Stéphanie Bonhomme, mère du jeune Elias, adolescent de 14 ans tué en janvier 2025 par de mineurs à Paris, était l'invitée de La Grande interview Europe 1-CNews. Au micro de Laurence Ferrari, elle estime que les enfants victimes de pédocriminels qui prennent le temps de parler "ne sont pas des victimes mais des super-héros".
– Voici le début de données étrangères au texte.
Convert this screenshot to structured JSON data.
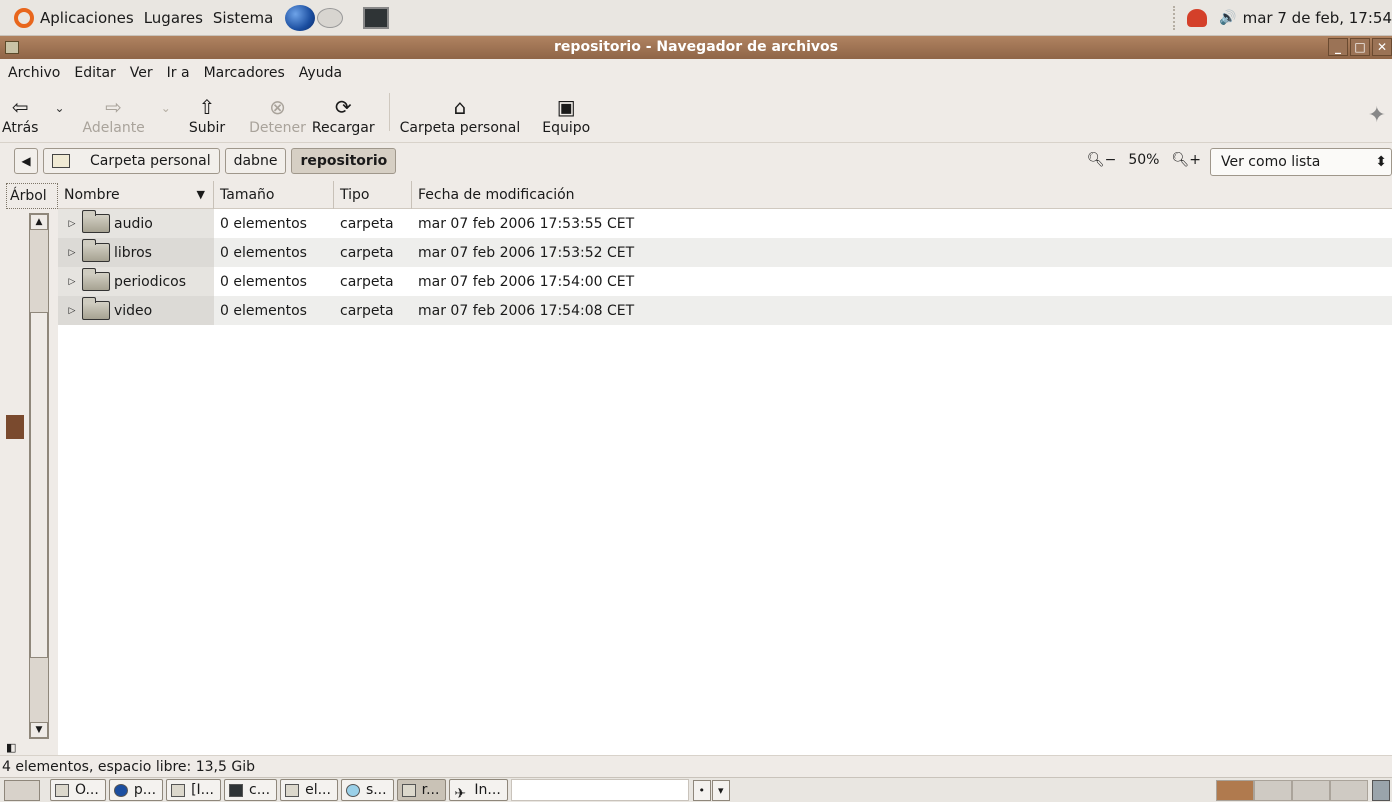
{
  "top_panel": {
    "menus": [
      "Aplicaciones",
      "Lugares",
      "Sistema"
    ],
    "clock": "mar  7 de feb, 17:54",
    "volume_glyph": "🔊"
  },
  "window": {
    "title": "repositorio - Navegador de archivos"
  },
  "menubar": [
    "Archivo",
    "Editar",
    "Ver",
    "Ir a",
    "Marcadores",
    "Ayuda"
  ],
  "toolbar": {
    "back": "Atrás",
    "forward": "Adelante",
    "up": "Subir",
    "stop": "Detener",
    "reload": "Recargar",
    "home": "Carpeta personal",
    "computer": "Equipo"
  },
  "location": {
    "crumbs": [
      "Carpeta personal",
      "dabne",
      "repositorio"
    ],
    "zoom": "50%",
    "view_mode": "Ver como lista"
  },
  "sidebar": {
    "title": "Árbol"
  },
  "list": {
    "columns": [
      "Nombre",
      "Tamaño",
      "Tipo",
      "Fecha de modificación"
    ],
    "rows": [
      {
        "name": "audio",
        "size": "0 elementos",
        "type": "carpeta",
        "date": "mar 07 feb 2006 17:53:55 CET"
      },
      {
        "name": "libros",
        "size": "0 elementos",
        "type": "carpeta",
        "date": "mar 07 feb 2006 17:53:52 CET"
      },
      {
        "name": "periodicos",
        "size": "0 elementos",
        "type": "carpeta",
        "date": "mar 07 feb 2006 17:54:00 CET"
      },
      {
        "name": "video",
        "size": "0 elementos",
        "type": "carpeta",
        "date": "mar 07 feb 2006 17:54:08 CET"
      }
    ]
  },
  "status": "4 elementos, espacio libre: 13,5 Gib",
  "taskbar": {
    "tasks": [
      "O...",
      "p...",
      "[I...",
      "c...",
      "el...",
      "s...",
      "r...",
      "In..."
    ]
  }
}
L'affaire Lyhanna met en lumière l'ampleur des violences sexuelles envers les enfants en France. Dans le milieu familial ou scolaire, à l'image du scandale à Paris, la pédocriminalité reste un sujet majeur dans le débat public.
Invitée de la Grande interview Europe 1-CNews, la mère d'Elias, jeune adolescent de 14 ans tué par deux mineurs à Paris en 2025, Stéphanie Bonhomme, appelle néanmoins à ne plus parler de victimes.
"Malgré que l'on soit traumatisés, nous sommes-là"
"Je ne supporte plus le mot victime parce que finalement il est rabaissant et avilissant. Et en fait, ces enfants qui dénoncent de pédocriminalité, ces femmes qui dénoncent les violences conjugales, finalement, ce ne sont pas des victimes, ce sont des super-héros", estime-t-elle au micro d'Europe 1.
"Quand je regarde toute la famille d'Elias, quand je regarde ces enfants qui continuent à se lever le matin, à être à l'heure, à étudier, à travailler... Malgré que l'on soit traumatisés, nous sommes là. Nous continuons d'avancer. Et, certes, nous mettons un genou à terre, mais nous nous relevons. Et donc, le terme super-héros fait que, de la victime invisible, nous passons à un statut d'invincible et de visible", conclut-elle.